In den großen Tagesordnungspunkten geht es sodann um die Sanierung und den Ausbau der Parkgarage am Kreishaus und die Erweiterung der Erich-Bracher-Berufsschule in Pattonville. Die meisten Kreisräte folgen jeweils den Vorschlägen aus der Verwaltung, man tritt ans Mikrofon und sendet viel Lob durch den Raum.

Nachfragen und Erläuterungen übergibt Allgaier oft an seine Dezernenten und Experten. Und er zeigt auch im Kreistag, dass er Anregungen „mal mitnehmen“ kann, wie er es schon in Kornwestheim häufiger in Sitzungen formulierte – in diesem Fall geht es um eine Frage der SPD nach Car-Sharing-Angeboten im Parkhaus. Problemlos läuft auch die Besetzung von Ausschüssen und Aufsichtsräten.

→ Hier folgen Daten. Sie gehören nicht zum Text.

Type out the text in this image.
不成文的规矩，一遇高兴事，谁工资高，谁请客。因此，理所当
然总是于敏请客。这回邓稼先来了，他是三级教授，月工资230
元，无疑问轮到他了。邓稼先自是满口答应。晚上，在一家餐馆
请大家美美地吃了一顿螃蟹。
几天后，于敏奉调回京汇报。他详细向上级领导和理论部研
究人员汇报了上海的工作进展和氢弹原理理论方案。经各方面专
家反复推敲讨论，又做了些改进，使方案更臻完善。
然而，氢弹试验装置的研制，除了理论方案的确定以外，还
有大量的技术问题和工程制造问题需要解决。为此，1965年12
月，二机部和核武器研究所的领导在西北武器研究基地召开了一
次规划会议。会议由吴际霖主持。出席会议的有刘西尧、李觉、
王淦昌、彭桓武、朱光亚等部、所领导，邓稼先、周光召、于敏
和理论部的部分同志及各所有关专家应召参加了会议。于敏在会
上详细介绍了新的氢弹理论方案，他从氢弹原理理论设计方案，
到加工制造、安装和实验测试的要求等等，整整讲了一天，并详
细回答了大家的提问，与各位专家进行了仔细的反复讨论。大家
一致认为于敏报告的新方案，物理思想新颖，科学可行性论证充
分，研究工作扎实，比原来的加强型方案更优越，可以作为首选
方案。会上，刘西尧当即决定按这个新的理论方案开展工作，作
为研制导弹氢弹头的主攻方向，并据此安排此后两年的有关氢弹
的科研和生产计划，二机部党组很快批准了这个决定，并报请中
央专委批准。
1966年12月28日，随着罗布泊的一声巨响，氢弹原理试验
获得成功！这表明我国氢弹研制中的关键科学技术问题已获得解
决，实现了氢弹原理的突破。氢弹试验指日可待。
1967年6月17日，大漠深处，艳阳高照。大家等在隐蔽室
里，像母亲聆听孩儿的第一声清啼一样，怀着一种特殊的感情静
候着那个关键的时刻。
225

Die Räte stimmen hier im sogenannten „Wege der Einigung“, also en bloque, über vorab ausgehandelte Vorschläge ab und verzichten auf zeitaufwendige Einzelwahlen.

Nach gut einer Stunde ist die Sitzung schon fast zu Ende, als es doch noch unter Verschiedenes ein kleines bisschen Konflikt gibt. Es geht dabei gewissermaßen um das grüne Kuscheltier. Das nämlich ist das Maskottchen einer groß angelegten Kampagne, mit der der Landkreis für Impfungen gegen Masern wirbt. Die Kreisräte Dr. Vassilios Amanatidis (FW) und Dr. Horst Ludewig, beide Ärzte, sind sich so gar nicht einig, ob die Kampagne in dieser Form Sinn ergibt. Nicht so wirklich, äußert sich Amanatidis. Er plädiert dafür, vorrangig Kinderärzte ins Boot zu holen. Ludewig spricht sich dafür aus, über die Kampagne möglichst viele Menschen zu informieren. Dietmar Allgaier übergibt kurz an seinen eigenen Fachmann, den Gesundheitsdezernenten Thomas Schönauer. Um dann zu sagen, „die meisten hier sind Kommunalpolitiker, keine Mediziner“ und die Fachdebatte recht elegant abzukürzen, indem er die Kreisräte einlädt, sie in der Cafeteria bei leckeren Maultaschen weiterzuführen.